Фредерика потупилась и прошептала:
– Ну… еще мне хотелось узнать, как это бывает. Я слышала, как Уинни говорила, что ты в этом знаешь толк.
– Проклятье! Какой же я идиот! – выругался Бентли, с силой отталкиваясь от фортепьяно.
Фредди, оказывается, он даже не нравился! Она просто хотела насолить другому! Это было так горько и так обидно, что Бентли опять утратил самообладание и едва ли не прорычал:
– Позволь мне и тебе сказать кое-что, Фредерика! Меня, случалось, использовали, мной злоупотребляли и обвиняли во всех смертных грехах, но, бог свидетель, мне не нравится, когда меня используют в отместку другому парню, и я не буду, черт возьми, заезжать к старику Джонни на чашку чая, чтобы поболтать об этом, но клянусь: еще одна подобная выходка – и я отшлепаю тебя по заднице.

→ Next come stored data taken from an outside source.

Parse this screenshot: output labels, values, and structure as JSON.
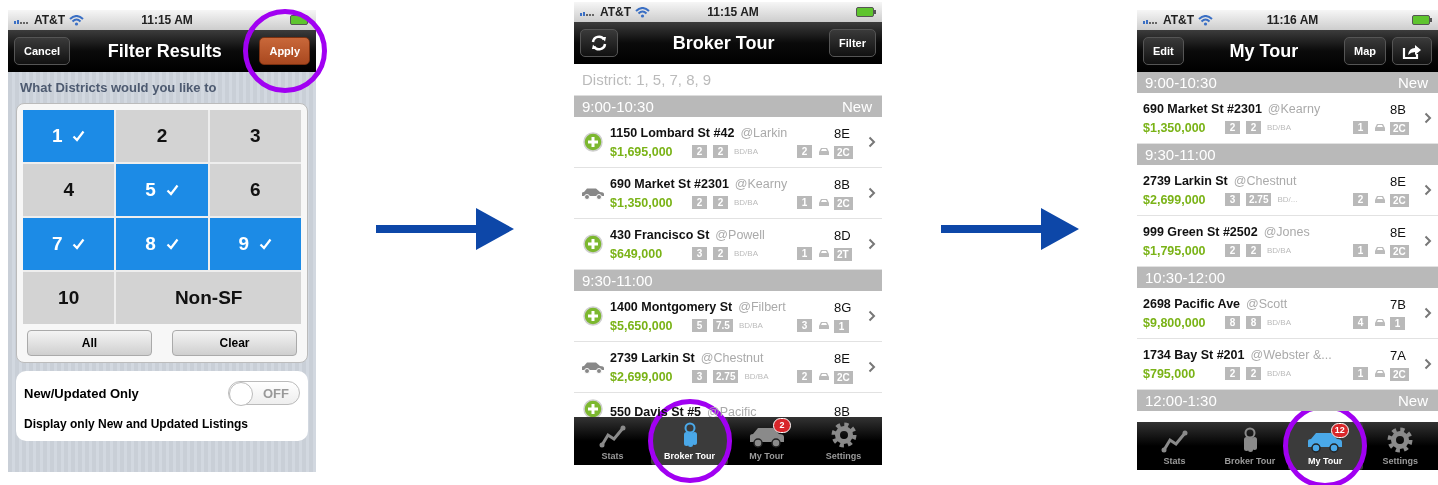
{
  "filter_screen": {
    "status_bar": {
      "carrier": "AT&T",
      "time": "11:15 AM"
    },
    "nav_bar": {
      "left": [
        {
          "kind": "text",
          "label": "Cancel",
          "accent": false
        }
      ],
      "title": "Filter Results",
      "right": [
        {
          "kind": "text",
          "label": "Apply",
          "accent": true,
          "circled": true
        }
      ]
    },
    "prompt": "What Districts would you like to",
    "districts": [
      {
        "kind": "single",
        "label": "1",
        "selected": true
      },
      {
        "kind": "single",
        "label": "2",
        "selected": false
      },
      {
        "kind": "single",
        "label": "3",
        "selected": false
      },
      {
        "kind": "single",
        "label": "4",
        "selected": false
      },
      {
        "kind": "single",
        "label": "5",
        "selected": true
      },
      {
        "kind": "single",
        "label": "6",
        "selected": false
      },
      {
        "kind": "single",
        "label": "7",
        "selected": true
      },
      {
        "kind": "single",
        "label": "8",
        "selected": true
      },
      {
        "kind": "single",
        "label": "9",
        "selected": true
      },
      {
        "kind": "single",
        "label": "10",
        "selected": false
      },
      {
        "kind": "wide",
        "label": "Non-SF",
        "selected": false
      }
    ],
    "actions": [
      "All",
      "Clear"
    ],
    "new_only": {
      "label": "New/Updated Only",
      "on": false,
      "state_label": "OFF"
    },
    "description": "Display only New and Updated Listings"
  },
  "broker_tour_screen": {
    "status_bar": {
      "carrier": "AT&T",
      "time": "11:15 AM"
    },
    "nav_bar": {
      "left": [
        {
          "kind": "refresh"
        }
      ],
      "title": "Broker Tour",
      "right": [
        {
          "kind": "text",
          "label": "Filter"
        }
      ]
    },
    "filter_summary": "District: 1, 5, 7, 8, 9",
    "list": [
      {
        "kind": "section",
        "label": "9:00-10:30",
        "tag": "New"
      },
      {
        "kind": "listing_add",
        "address": "1150 Lombard St #42",
        "cross_street": "@Larkin",
        "district": "8E",
        "price": "$1,695,000",
        "beds": "2",
        "baths": "2",
        "bdba": "BD/BA",
        "parking": "2",
        "type": "2C"
      },
      {
        "kind": "listing_car",
        "address": "690 Market St #2301",
        "cross_street": "@Kearny",
        "district": "8B",
        "price": "$1,350,000",
        "beds": "2",
        "baths": "2",
        "bdba": "BD/BA",
        "parking": "1",
        "type": "2C"
      },
      {
        "kind": "listing_add",
        "address": "430 Francisco St",
        "cross_street": "@Powell",
        "district": "8D",
        "price": "$649,000",
        "beds": "3",
        "baths": "2",
        "bdba": "BD/BA",
        "parking": "1",
        "type": "2T"
      },
      {
        "kind": "section",
        "label": "9:30-11:00"
      },
      {
        "kind": "listing_add",
        "address": "1400 Montgomery St",
        "cross_street": "@Filbert",
        "district": "8G",
        "price": "$5,650,000",
        "beds": "5",
        "baths": "7.5",
        "bdba": "BD/BA",
        "parking": "3",
        "type": "1"
      },
      {
        "kind": "listing_car",
        "address": "2739 Larkin St",
        "cross_street": "@Chestnut",
        "district": "8E",
        "price": "$2,699,000",
        "beds": "3",
        "baths": "2.75",
        "bdba": "BD/BA",
        "parking": "2",
        "type": "2C"
      },
      {
        "kind": "listing_partial_add",
        "address": "550 Davis St #5",
        "cross_street": "@Pacific",
        "district": "8B"
      }
    ],
    "tab_bar": [
      {
        "kind": "stats",
        "label": "Stats",
        "selected": false,
        "circled": false
      },
      {
        "kind": "keys",
        "label": "Broker Tour",
        "selected": true,
        "circled": true
      },
      {
        "kind": "car",
        "label": "My Tour",
        "selected": false,
        "circled": false,
        "badge": "2"
      },
      {
        "kind": "gear",
        "label": "Settings",
        "selected": false,
        "circled": false
      }
    ]
  },
  "my_tour_screen": {
    "status_bar": {
      "carrier": "AT&T",
      "time": "11:16 AM"
    },
    "nav_bar": {
      "left": [
        {
          "kind": "text",
          "label": "Edit"
        }
      ],
      "title": "My Tour",
      "right": [
        {
          "kind": "text",
          "label": "Map"
        },
        {
          "kind": "share"
        }
      ]
    },
    "list": [
      {
        "kind": "section",
        "label": "9:00-10:30",
        "tag": "New"
      },
      {
        "kind": "listing",
        "address": "690 Market St #2301",
        "cross_street": "@Kearny",
        "district": "8B",
        "price": "$1,350,000",
        "beds": "2",
        "baths": "2",
        "bdba": "BD/BA",
        "parking": "1",
        "type": "2C"
      },
      {
        "kind": "section",
        "label": "9:30-11:00"
      },
      {
        "kind": "listing",
        "address": "2739 Larkin St",
        "cross_street": "@Chestnut",
        "district": "8E",
        "price": "$2,699,000",
        "beds": "3",
        "baths": "2.75",
        "bdba": "BD/...",
        "parking": "2",
        "type": "2C"
      },
      {
        "kind": "listing",
        "address": "999 Green St #2502",
        "cross_street": "@Jones",
        "district": "8E",
        "price": "$1,795,000",
        "beds": "2",
        "baths": "2",
        "bdba": "BD/BA",
        "parking": "1",
        "type": "2C"
      },
      {
        "kind": "section",
        "label": "10:30-12:00"
      },
      {
        "kind": "listing",
        "address": "2698 Pacific Ave",
        "cross_street": "@Scott",
        "district": "7B",
        "price": "$9,800,000",
        "beds": "8",
        "baths": "8",
        "bdba": "BD/BA",
        "parking": "4",
        "type": "1"
      },
      {
        "kind": "listing",
        "address": "1734 Bay St #201",
        "cross_street": "@Webster &...",
        "district": "7A",
        "price": "$795,000",
        "beds": "2",
        "baths": "2",
        "bdba": "BD/BA",
        "parking": "1",
        "type": "2C"
      },
      {
        "kind": "section",
        "label": "12:00-1:30",
        "tag": "New"
      }
    ],
    "tab_bar": [
      {
        "kind": "stats",
        "label": "Stats",
        "selected": false,
        "circled": false
      },
      {
        "kind": "keys",
        "label": "Broker Tour",
        "selected": false,
        "circled": false
      },
      {
        "kind": "car",
        "label": "My Tour",
        "selected": true,
        "circled": true,
        "badge": "12"
      },
      {
        "kind": "gear",
        "label": "Settings",
        "selected": false,
        "circled": false
      }
    ]
  }
}
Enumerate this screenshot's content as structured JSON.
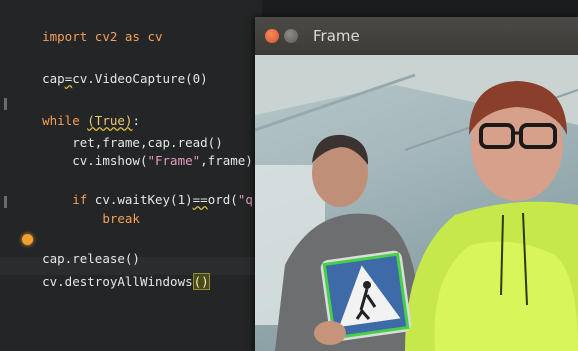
{
  "editor": {
    "lines": {
      "l1_kw": "import",
      "l1_mod": " cv2 ",
      "l1_as": "as",
      "l1_alias": " cv",
      "l2_a": "cap",
      "l2_b": "=",
      "l2_c": "cv.VideoCapture(0)",
      "l3_kw": "while",
      "l3_sp": " ",
      "l3_cond": "(True)",
      "l3_end": ":",
      "l4": "    ret,frame,cap.read()",
      "l5_a": "    cv.imshow(",
      "l5_str": "\"Frame\"",
      "l5_b": ",frame)",
      "l6_kw": "    if",
      "l6_a": " cv.waitKey(1)",
      "l6_op": "==",
      "l6_b": "ord(",
      "l6_str": "\"q\"",
      "l6_c": "):",
      "l7": "        break",
      "l8": "cap.release()",
      "l9_a": "cv.destroyAllWindows",
      "l9_b": "()"
    }
  },
  "window": {
    "title": "Frame"
  },
  "colors": {
    "editor_bg": "#232526",
    "keyword": "#f5a05a",
    "string": "#e59cc4",
    "close_button": "#d9532a"
  }
}
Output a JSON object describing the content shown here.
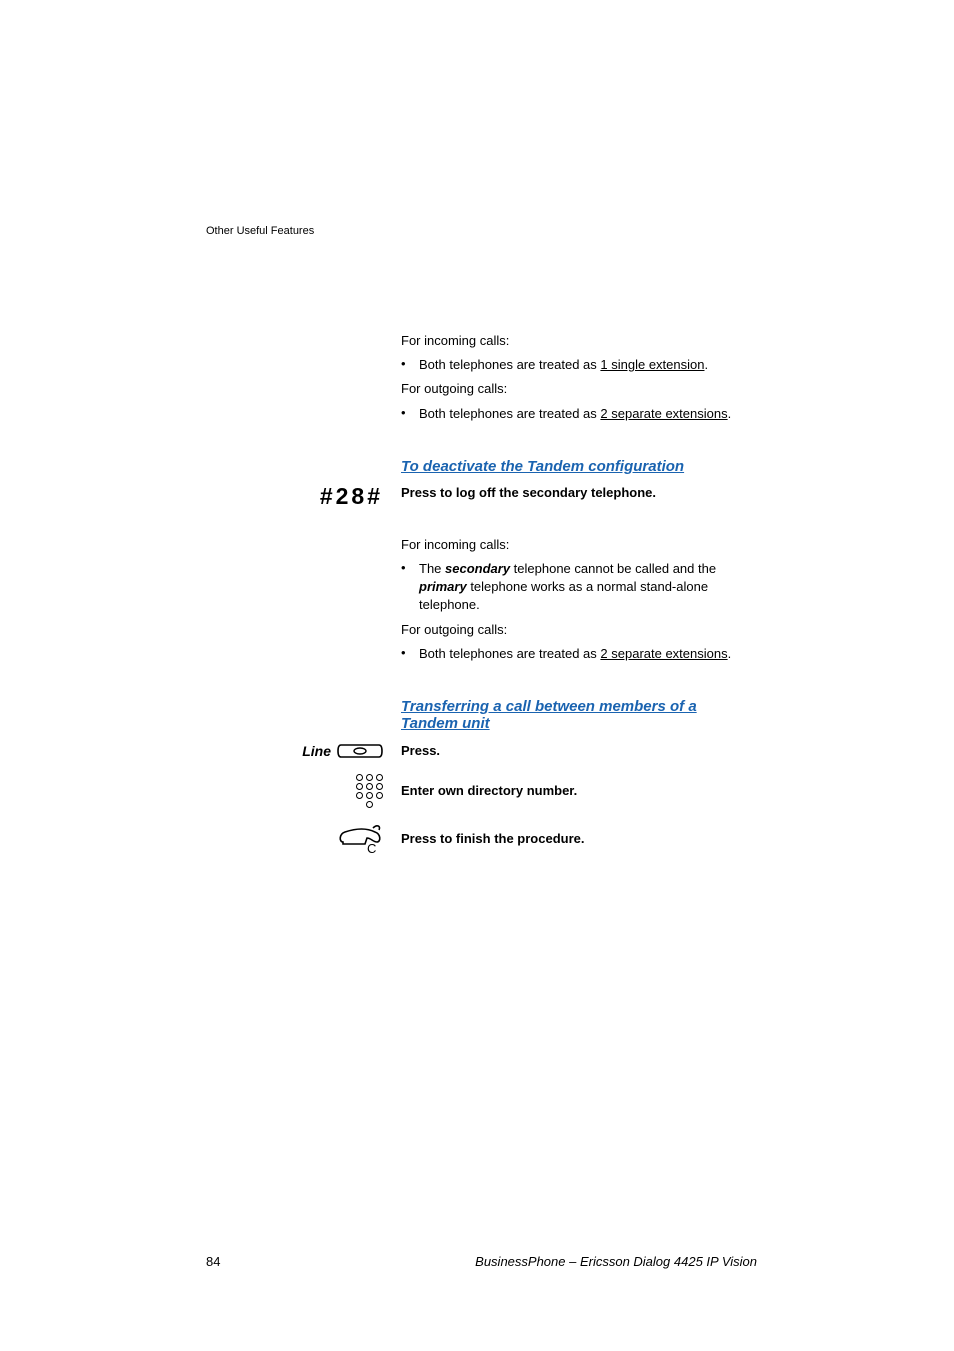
{
  "header": {
    "section_title": "Other Useful Features"
  },
  "body": {
    "incoming_label_1": "For incoming calls:",
    "bullet_1_pre": "Both telephones are treated as ",
    "bullet_1_ul": "1 single extension",
    "bullet_1_post": ".",
    "outgoing_label_1": "For outgoing calls:",
    "bullet_2_pre": "Both telephones are treated as ",
    "bullet_2_ul": "2 separate extensions",
    "bullet_2_post": ".",
    "section_deactivate": "To deactivate the Tandem configuration",
    "key_code": "#28#",
    "press_logoff": "Press to log off the secondary telephone.",
    "incoming_label_2": "For incoming calls:",
    "bullet_3_pre": "The ",
    "bullet_3_em1": "secondary",
    "bullet_3_mid": " telephone cannot be called and the ",
    "bullet_3_em2": "primary",
    "bullet_3_post": " telephone works as a normal stand-alone telephone.",
    "outgoing_label_2": "For outgoing calls:",
    "bullet_4_pre": "Both telephones are treated as ",
    "bullet_4_ul": "2 separate extensions",
    "bullet_4_post": ".",
    "section_transfer": "Transferring a call between members of a Tandem unit",
    "line_label": "Line",
    "step_press": "Press.",
    "step_enter": "Enter own directory number.",
    "clear_key": "C",
    "step_finish": "Press to finish the procedure."
  },
  "footer": {
    "page_number": "84",
    "doc_title": "BusinessPhone – Ericsson Dialog 4425 IP Vision"
  }
}
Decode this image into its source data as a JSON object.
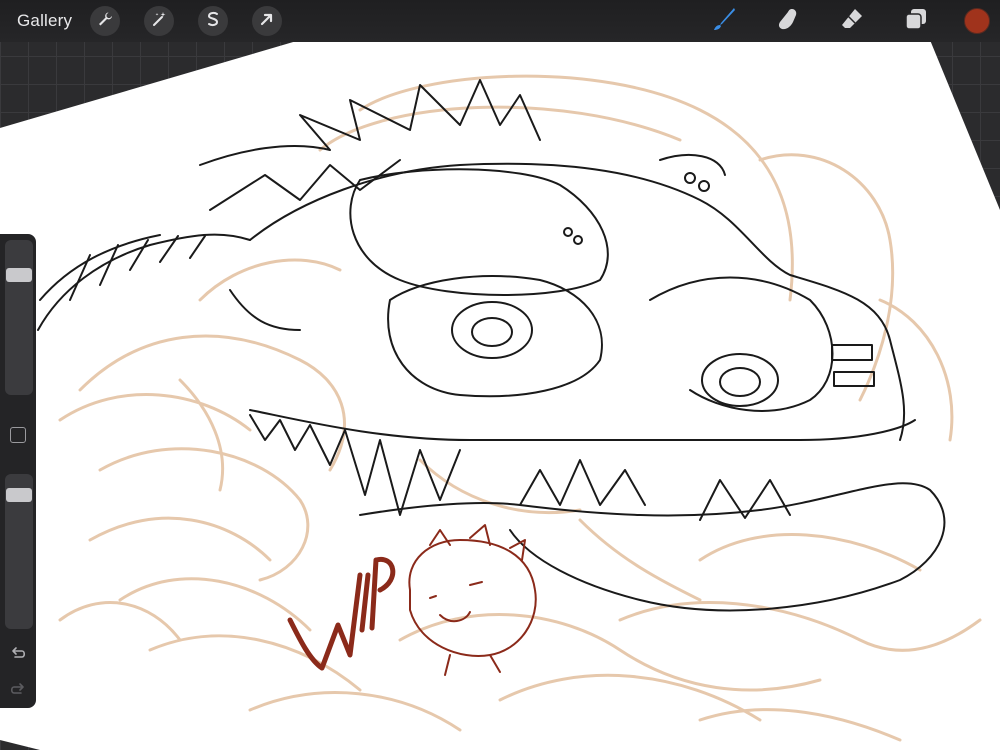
{
  "toolbar": {
    "gallery_label": "Gallery",
    "left_tools": [
      {
        "name": "actions",
        "icon": "wrench-icon"
      },
      {
        "name": "adjustments",
        "icon": "magic-wand-icon"
      },
      {
        "name": "selection",
        "icon": "selection-s-icon"
      },
      {
        "name": "transform",
        "icon": "arrow-cursor-icon"
      }
    ],
    "right_tools": [
      {
        "name": "brush",
        "icon": "brush-icon",
        "active": true
      },
      {
        "name": "smudge",
        "icon": "smudge-finger-icon"
      },
      {
        "name": "eraser",
        "icon": "eraser-icon"
      },
      {
        "name": "layers",
        "icon": "layers-icon"
      }
    ],
    "current_color": "#a0331c",
    "active_tool_color": "#3a8ee6"
  },
  "sidebar": {
    "brush_size_level": 0.2,
    "opacity_level": 0.1,
    "controls": [
      "size-slider",
      "modify-button",
      "opacity-slider",
      "undo",
      "redo"
    ]
  },
  "canvas": {
    "handwritten_text": "WIP",
    "sketch_color": "#e4c3a4",
    "ink_color": "#1a1a1a",
    "annotation_color": "#8b2a1a",
    "paper_color": "#ffffff"
  }
}
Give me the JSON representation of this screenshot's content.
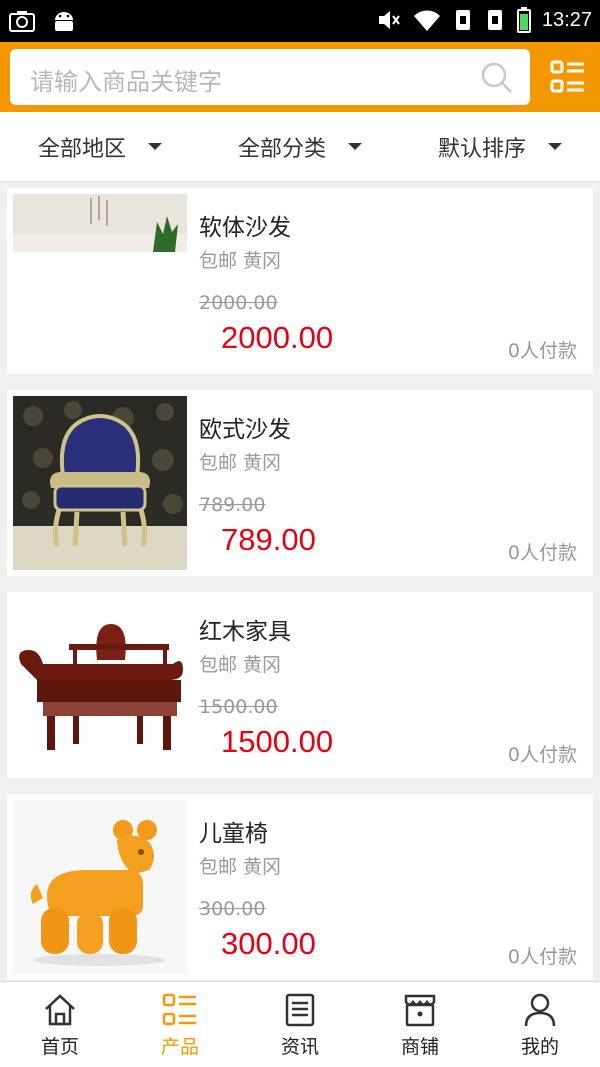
{
  "status_bar": {
    "time": "13:27"
  },
  "search": {
    "placeholder": "请输入商品关键字"
  },
  "filters": [
    {
      "label": "全部地区"
    },
    {
      "label": "全部分类"
    },
    {
      "label": "默认排序"
    }
  ],
  "products": [
    {
      "name": "软体沙发",
      "shipping": "包邮",
      "location": "黄冈",
      "original_price": "2000.00",
      "price": "2000.00",
      "paid": "0人付款",
      "image": "sofa-room-image"
    },
    {
      "name": "欧式沙发",
      "shipping": "包邮",
      "location": "黄冈",
      "original_price": "789.00",
      "price": "789.00",
      "paid": "0人付款",
      "image": "european-armchair-image"
    },
    {
      "name": "红木家具",
      "shipping": "包邮",
      "location": "黄冈",
      "original_price": "1500.00",
      "price": "1500.00",
      "paid": "0人付款",
      "image": "rosewood-daybed-image"
    },
    {
      "name": "儿童椅",
      "shipping": "包邮",
      "location": "黄冈",
      "original_price": "300.00",
      "price": "300.00",
      "paid": "0人付款",
      "image": "kids-pony-chair-image"
    }
  ],
  "tabs": [
    {
      "label": "首页",
      "icon": "home-icon"
    },
    {
      "label": "产品",
      "icon": "grid-list-icon",
      "active": true
    },
    {
      "label": "资讯",
      "icon": "news-icon"
    },
    {
      "label": "商铺",
      "icon": "shop-icon"
    },
    {
      "label": "我的",
      "icon": "person-icon"
    }
  ],
  "colors": {
    "brand": "#f39800",
    "price": "#e60012",
    "muted": "#999999"
  }
}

Фредди вздернула свои потрясающе красивые брови и, окинув его презрительным взглядом, прошипела:
– Только попробуй! Раннок тебе голову оторвет. Ну а если от тебя что-нибудь после этого останется, так я сама с тобой расправлюсь! Кстати, чтобы ты знал: я считаю все, что ты говоришь, глубоко оскорбительным.
Бентли схватил ее за плечо и, развернув к себе, насмешливо произнес:
– Дорогая, во мне почти все глубоко оскорбительно, так что тебе лучше привыкнуть к этому с самого начала.
Она открыла было рот, но вдруг лицо ее сморщилось, и она разразилась слезами.
Бентли удивленно уставился на нее: «Да черт возьми! Опять довел до слез!» – и, отпустив ее плечо, обеими руками схватился за голову и взмолился:
– Боже мой, Фредди, только не плачь! Ну прошу тебя, ну пожалуйста, не надо. Все что угодно, только не слезы! Ты же знаешь, что я не могу этого видеть.
Фредди не поняла, как, но вдруг оказалась в его объятиях, уткнувшись в лацкан пиджака. А ведь именно с этого все и началось. Он терпеть не мог – нет, просто в ужас приходил, когда женщины плакали. И если такое случалось, он либо сбегал, либо задаривал их драгоценностями, либо держал в постели до потери сознания. Неудивительно, что Фредди беременна: если так пойдет и дальше, то они и впрямь обзаведутся крикетной командой (при условии, конечно, что она останется с ним).
– Я ничего не могу с собой поделать! – сквозь слезы пробормотала Фредди. – Я теперь такая странная: то смеюсь, то плачу, то мне хочется есть, то тошнит даже от запаха еды. Я сама на себя не похожа. Эви говорит, что, как только родится ребенок, все наладится, но я ей не верю.